Session on the role of Indigenous women in the preservation and transmission of traditional knowledge

  • Itsekiri NextGen Project: 2022 Session 30 Report
  • Topic: July Indigenous Peoples day
  • Date: Saturday 06/08/2022 
  • Volunteers Present: 4
  • Total Number of Attendees: 57
  • Timings: 9:00am – 1:00pm
  • Venue: Former Caravan 4, Aja-Pessu (Pessu Town), Warri
  • Main Topic/Activity: The role of Indigenous women in the preservation and transmission of traditional knowledge
  • Resource Person: Uwala Tedeye/ Eworitsemogha Wyse


Itsekiri NextGen takes it as a duty to mark United Nations day. This makes our participants conversant with certain happenings around the world. In view of this, we focused the 30th session on Indigenous Peoples day, with ‘The role of Indigenous women in preserving and transmitting traditional knowledge as the theme.

Session Delivery

The 30th session began with a movie titled luck. It tells a story of an 18 years old lady who grew up in a foster home and wasn’t lucky with anything. She never wanted her young orphan friend to suffer the same fate. She was determined to find a lucky coin to present to her friend as a gift which will make her lucky throughout her life. This movie was to catch the attention of the participants and get them focused before the session proper.

Prayer was done by the coordinator and the Itsekiri anthem was sung by all. This was followed by introducing the topic as the participants were asked to tell the meaning of preservation and transmission. A boy defined preservation as keeping a thing from getting spoilt, while a girl defined transmission as passing on something to another person.

Indigenous women are the backbone of indigenous peoples’ communities and play a crucial role in preserving and transmitting traditional ancestral knowledge. They have an integral collective and community role as carers of natural resources and keepers of traditional knowledge. Many indigenous women are also taking the lead in defence of indigenous people’s lands and territories and advocating for indigenous peoples’ collective rights worldwide.

Our focus was on the indigenous people of Pessu community which is an Itsekiri community as Itsekiri women are known for preserving traditions. This is evident in their dressing, language, cooking, setting the table, post-natal care e.t.c.
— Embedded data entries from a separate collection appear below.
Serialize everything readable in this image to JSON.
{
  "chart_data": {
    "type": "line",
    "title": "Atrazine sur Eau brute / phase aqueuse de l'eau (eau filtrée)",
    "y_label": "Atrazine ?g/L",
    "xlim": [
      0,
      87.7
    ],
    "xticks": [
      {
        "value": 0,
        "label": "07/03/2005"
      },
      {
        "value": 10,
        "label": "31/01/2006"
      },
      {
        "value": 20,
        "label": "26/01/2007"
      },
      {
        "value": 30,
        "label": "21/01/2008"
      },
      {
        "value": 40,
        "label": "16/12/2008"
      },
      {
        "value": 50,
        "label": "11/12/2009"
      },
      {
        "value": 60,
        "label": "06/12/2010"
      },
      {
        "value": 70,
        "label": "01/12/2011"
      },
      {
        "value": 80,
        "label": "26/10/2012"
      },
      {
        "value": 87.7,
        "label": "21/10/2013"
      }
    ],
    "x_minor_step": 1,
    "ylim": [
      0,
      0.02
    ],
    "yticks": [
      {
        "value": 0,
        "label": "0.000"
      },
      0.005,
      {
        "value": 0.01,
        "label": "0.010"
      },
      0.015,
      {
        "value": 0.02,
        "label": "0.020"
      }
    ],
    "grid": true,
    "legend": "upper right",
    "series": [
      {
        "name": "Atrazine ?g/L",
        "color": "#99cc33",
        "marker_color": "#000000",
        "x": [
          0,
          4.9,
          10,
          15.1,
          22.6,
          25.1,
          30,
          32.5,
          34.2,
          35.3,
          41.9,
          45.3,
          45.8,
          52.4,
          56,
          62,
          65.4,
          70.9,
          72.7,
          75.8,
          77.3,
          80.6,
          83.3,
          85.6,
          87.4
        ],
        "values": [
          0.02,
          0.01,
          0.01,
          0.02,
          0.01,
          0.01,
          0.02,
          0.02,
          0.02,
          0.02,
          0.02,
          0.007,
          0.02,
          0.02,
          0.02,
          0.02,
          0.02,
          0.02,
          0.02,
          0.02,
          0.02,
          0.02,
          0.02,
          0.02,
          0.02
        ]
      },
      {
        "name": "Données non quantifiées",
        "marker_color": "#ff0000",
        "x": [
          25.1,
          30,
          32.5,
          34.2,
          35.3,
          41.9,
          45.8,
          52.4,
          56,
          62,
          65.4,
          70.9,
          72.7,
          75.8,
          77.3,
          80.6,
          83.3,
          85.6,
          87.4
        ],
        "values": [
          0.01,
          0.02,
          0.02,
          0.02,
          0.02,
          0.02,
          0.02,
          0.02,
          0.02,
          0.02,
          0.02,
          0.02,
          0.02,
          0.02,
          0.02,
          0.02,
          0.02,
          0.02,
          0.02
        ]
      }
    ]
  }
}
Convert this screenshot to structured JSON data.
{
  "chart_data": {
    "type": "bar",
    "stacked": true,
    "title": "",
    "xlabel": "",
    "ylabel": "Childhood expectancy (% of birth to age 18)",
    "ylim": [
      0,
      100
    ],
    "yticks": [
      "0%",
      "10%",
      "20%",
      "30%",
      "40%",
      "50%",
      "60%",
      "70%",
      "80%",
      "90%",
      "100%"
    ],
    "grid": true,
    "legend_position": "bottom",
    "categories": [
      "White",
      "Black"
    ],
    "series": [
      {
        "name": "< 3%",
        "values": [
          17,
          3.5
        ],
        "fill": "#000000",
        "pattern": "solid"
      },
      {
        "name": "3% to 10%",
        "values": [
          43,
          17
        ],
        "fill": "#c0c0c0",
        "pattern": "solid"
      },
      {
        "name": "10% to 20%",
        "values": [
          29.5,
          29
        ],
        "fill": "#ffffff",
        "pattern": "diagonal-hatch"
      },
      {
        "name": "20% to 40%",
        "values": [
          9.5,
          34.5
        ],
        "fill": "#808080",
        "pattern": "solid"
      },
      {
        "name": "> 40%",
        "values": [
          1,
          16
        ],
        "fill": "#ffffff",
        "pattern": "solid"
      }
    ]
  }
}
The session was more like a wake-up call to the participants to pay special attention to traditional knowledge from their grandmothers, mothers, aunties e.t.c.

They were made to know some old traditions preserved and transited by women. This sort of information most time can’t be got from the internet and library. Some of this information are not taught in schools.

  • Food like Banga soup is usually served with ewo (native pot) and made dry. The edge of the soup plate should be neat without soup stains likewise the starch or eba plate. It is not ideal for serving food with a broken plate in Itsekiri. The soup must be on the left-hand side and the eba on the right-hand side.
  • To pour out a drink to an elderly person, the ideal way is to hold the glass in the right hand and the bottle of drink in the left hand. The drink is served to the elder with a slightly bended knee. This is done so as not to pass on the drink to the elder with the left hand.
  • It is seen that young Itsekiri ladies can easily render post-natal care to their children, friends, nieces e.t.c. This is a tradition that an Itsekiri woman doesn’t joke with. The herbs needed to tend to the newborn are made available immediately after there is a newborn. They are also good at massaging babies.
  • Past events are also transmitted to the present generation through songs, folklore and verbally. Mothers while in the kitchen putting the children through with their chores tell stories even as they get busy. Events like the crowning of kings, burial ceremonies, marriage ceremony E.t.c.
  • Itsekiri women are good at making esuru (bead), pot making, and traditional medicine and passing on this traditional knowledge to others.
  • Mothers and grandmothers make sure that their children get to speak the Itsekiri language by communicating with them in the Itsekiri language. This preserves the Itsekiri language.

Chief Mrs. Rita Lori Ogbebor is a dogged and active woman who mentors young Itsekiri on different aspects of the Itsekiri tradition. She is a custodian of Itsekiri traditions, as was seen in post-coronation thanksgiving to umalokun (Umale Okun) in August 2022. She wants all Itsekiri sons and daughters to have the love of Itsekiri at heart.

Chief Ugbogbo Ebebe helped to pass on Itsekiri traditions in songs. From her songs, one could deduce what has happened in the past as well as how some traditions ought to be done.

Julie Coker is also an Itsekiri woman who helps preserve and pass on Itsekiri traditions in her kind of music. As she is a musician.

Other key activities during the session 

Some old Itsekiri songs were sung and interpreted, with the participants singing along afterwards.